Hacker News new | ask | show | jobs
by koolala 664 days ago
An open source model would be able to give you the sources of its potato salad recipe inspiration. It would be the best of both worlds. AI Knowledge + Real Open Human Knowledge.
2 comments

Just because you have the dataset doesn't mean you can generate a reference. Let's say I hand you a potato salad recipe and a copy of the entire internet. Say you somehow extract all potato salad recipes from the dataset (non trivial btw) and none of them are an exact match for the recipe the model generated. Now what?
> open source model would be able to give you the source of its potaeo salad recipe

Kagi’s LLM can already do that. I believe so can Perplexity’s. Citing sources isn’t something only open models can do.

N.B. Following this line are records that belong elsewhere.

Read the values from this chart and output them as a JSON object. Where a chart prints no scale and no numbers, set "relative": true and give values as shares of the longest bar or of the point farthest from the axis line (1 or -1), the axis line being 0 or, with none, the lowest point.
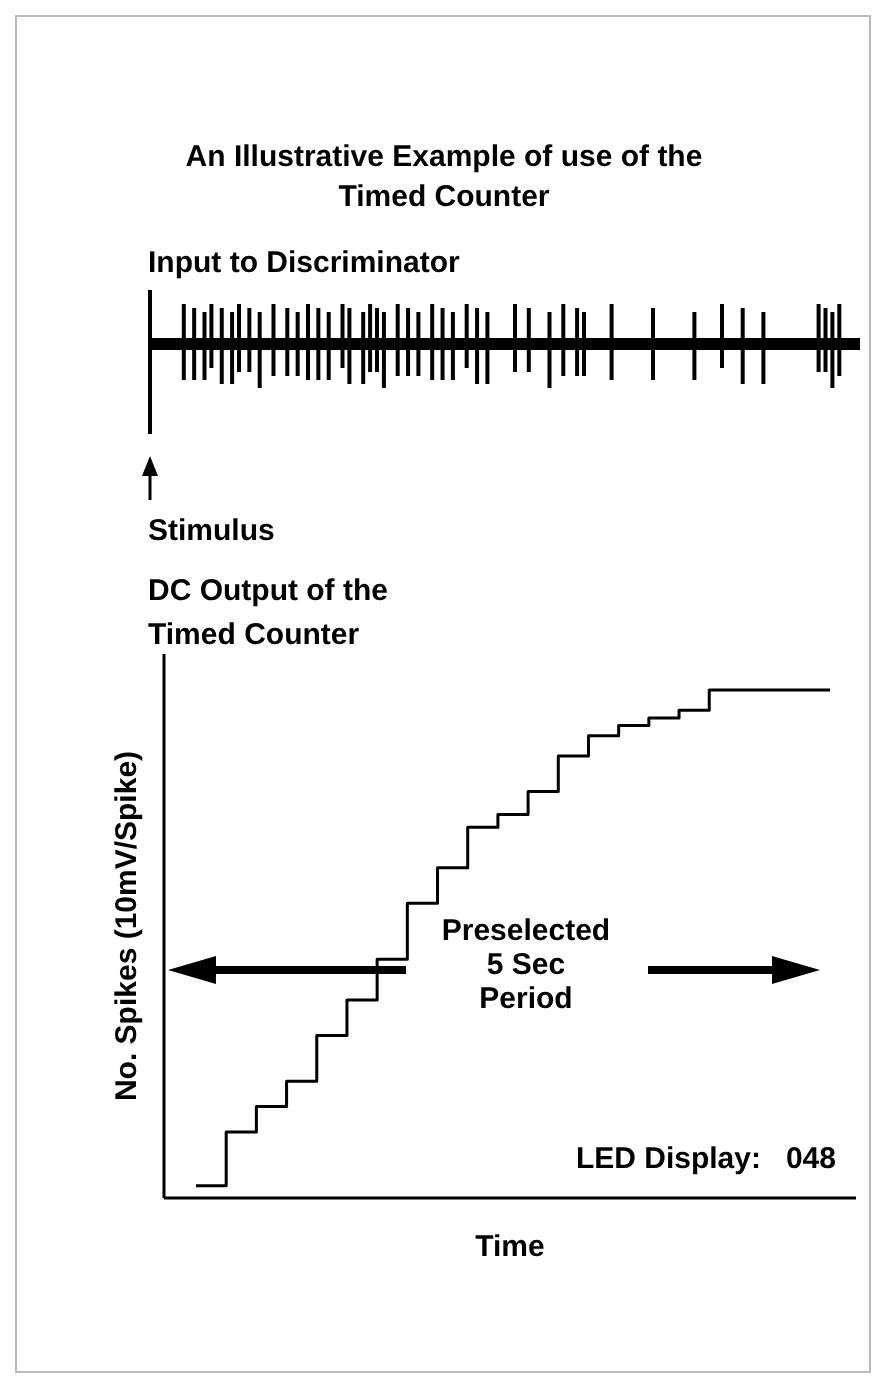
{
  "chart_data": {
    "type": "step",
    "title": "An Illustrative Example of use of the Timed Counter",
    "subtitle": "DC Output of the Timed Counter",
    "xlabel": "Time",
    "ylabel": "No. Spikes (10mV/Spike)",
    "relative": true,
    "categories": [
      null,
      null,
      null,
      null,
      null,
      null,
      null,
      null,
      null,
      null,
      null,
      null,
      null,
      null,
      null,
      null,
      null,
      null,
      null,
      null,
      null,
      null
    ],
    "series": [
      {
        "color": "#000000",
        "values": [
          0.024,
          0.13,
          0.18,
          0.23,
          0.32,
          0.39,
          0.47,
          0.58,
          0.65,
          0.73,
          0.755,
          0.8,
          0.87,
          0.91,
          0.93,
          0.945,
          0.96,
          1,
          1,
          1,
          1,
          1
        ]
      }
    ],
    "annotations": [
      "Input to Discriminator",
      "Stimulus",
      "Preselected\n5 Sec\nPeriod",
      "LED Display:   048"
    ],
    "marker": "none",
    "line_style": "solid"
  }
}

I'm pretty sure Kagi is like a normal search engine with AI integration like Google. Not an AI designed to be open source with an open dataset of knowledge it was trained on.
> pretty sure Kagi is like a normal search engine with AI integration like Google

Sure. The point is the thing you said only an open-source model can do, it can do. Plenty of proprietary LLMs can cite sources.

The plain truth is most of the benefits of open models are not on the consumer side. (Or at least, I haven't seen any articulated.) They're on the producers'. Open models are better for those of us training models. That's partly why the open data debate is academic--very few people are training large foundation models because the compute and electricity costs are prohibitive.

I'm kinda hoping World Governments will use their Public Library infrastructure to train AI. Japan is my #1 hope with how they are opening public science knowledge. Super-computers have been prohibitive for a long time but national science institutions could be a great place for open source & open weight AI.
> hoping World Governments will use their Public Library infrastructure to train AI

Genuinely blown away the EU isn't doing this.

In the U.S., the solution may be in carving a legal safe harbor for companies that release their models per the OSI's draft definition of open source.

I bet Nvidia would quite like that too. Private and public-sector funding, theirs for the taking! Few businesses are ever so lucky.